Mesmo assim, ela tirou as folgas, passou bem pela cirurgia e enquanto aguardava o tratamento de radioterapia, passou na farmácia em agosto para contar como estava a situação de saúde e quais seriam os próximos passos antes que pudesse retornar ao trabalho.
“Neste dia eu senti que tudo estava diferente”, disse ela. “Eu pedi desculpas mais uma vez, disse que a data da radioterapia ainda era incerta e eu não sabia ainda quando poderia retornar. Ele ficou abismado, muito irritado e passou uns 10 minutos reclamando na minha cara”.
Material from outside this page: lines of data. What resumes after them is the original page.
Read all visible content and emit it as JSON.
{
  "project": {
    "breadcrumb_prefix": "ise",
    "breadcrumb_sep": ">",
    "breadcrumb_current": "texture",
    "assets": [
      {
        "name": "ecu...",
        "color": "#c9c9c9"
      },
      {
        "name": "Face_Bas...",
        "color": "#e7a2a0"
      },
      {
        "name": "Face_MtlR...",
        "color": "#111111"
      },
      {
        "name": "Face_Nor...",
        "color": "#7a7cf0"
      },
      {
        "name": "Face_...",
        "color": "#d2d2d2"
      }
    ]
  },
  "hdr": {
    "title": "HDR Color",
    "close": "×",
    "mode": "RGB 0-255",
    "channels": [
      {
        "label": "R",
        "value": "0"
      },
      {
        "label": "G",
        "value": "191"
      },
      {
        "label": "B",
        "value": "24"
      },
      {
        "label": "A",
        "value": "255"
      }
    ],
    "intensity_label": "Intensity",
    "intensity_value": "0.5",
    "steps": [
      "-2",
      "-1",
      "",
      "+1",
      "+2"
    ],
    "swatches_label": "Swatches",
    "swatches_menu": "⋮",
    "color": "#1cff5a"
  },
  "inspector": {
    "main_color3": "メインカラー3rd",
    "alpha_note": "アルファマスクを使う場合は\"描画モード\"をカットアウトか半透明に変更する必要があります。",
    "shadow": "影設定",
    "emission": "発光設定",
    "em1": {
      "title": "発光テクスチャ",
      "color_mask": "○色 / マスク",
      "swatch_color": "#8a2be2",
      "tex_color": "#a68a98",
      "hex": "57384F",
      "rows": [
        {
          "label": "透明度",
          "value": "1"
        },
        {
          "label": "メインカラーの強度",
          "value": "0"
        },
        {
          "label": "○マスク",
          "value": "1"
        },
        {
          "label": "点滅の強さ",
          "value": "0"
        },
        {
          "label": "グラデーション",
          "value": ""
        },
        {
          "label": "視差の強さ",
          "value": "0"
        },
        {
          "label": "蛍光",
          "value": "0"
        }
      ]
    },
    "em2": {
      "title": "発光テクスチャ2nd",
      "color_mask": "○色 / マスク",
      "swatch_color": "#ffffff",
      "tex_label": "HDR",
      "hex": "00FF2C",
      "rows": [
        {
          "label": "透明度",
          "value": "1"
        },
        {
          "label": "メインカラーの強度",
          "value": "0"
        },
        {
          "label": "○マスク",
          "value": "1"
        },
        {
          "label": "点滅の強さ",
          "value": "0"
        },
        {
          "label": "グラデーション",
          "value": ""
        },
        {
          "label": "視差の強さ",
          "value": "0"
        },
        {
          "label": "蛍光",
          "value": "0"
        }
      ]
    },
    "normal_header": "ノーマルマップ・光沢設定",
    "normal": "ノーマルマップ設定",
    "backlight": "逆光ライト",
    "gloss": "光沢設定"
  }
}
O chefe não queria saber de câncer, radioterapia ou o estado de saúde de Chisato. Segundo ela, ele ficou pelo menos 10 minutos xingando, dizendo que não podia acreditar que teria que continuar trabalhando em tempo integral por causa dela.
“No início eu pedi desculpas, mas depois eu desisti. Fiquei sem dizer nada, apenas esperando ele se acalmar”.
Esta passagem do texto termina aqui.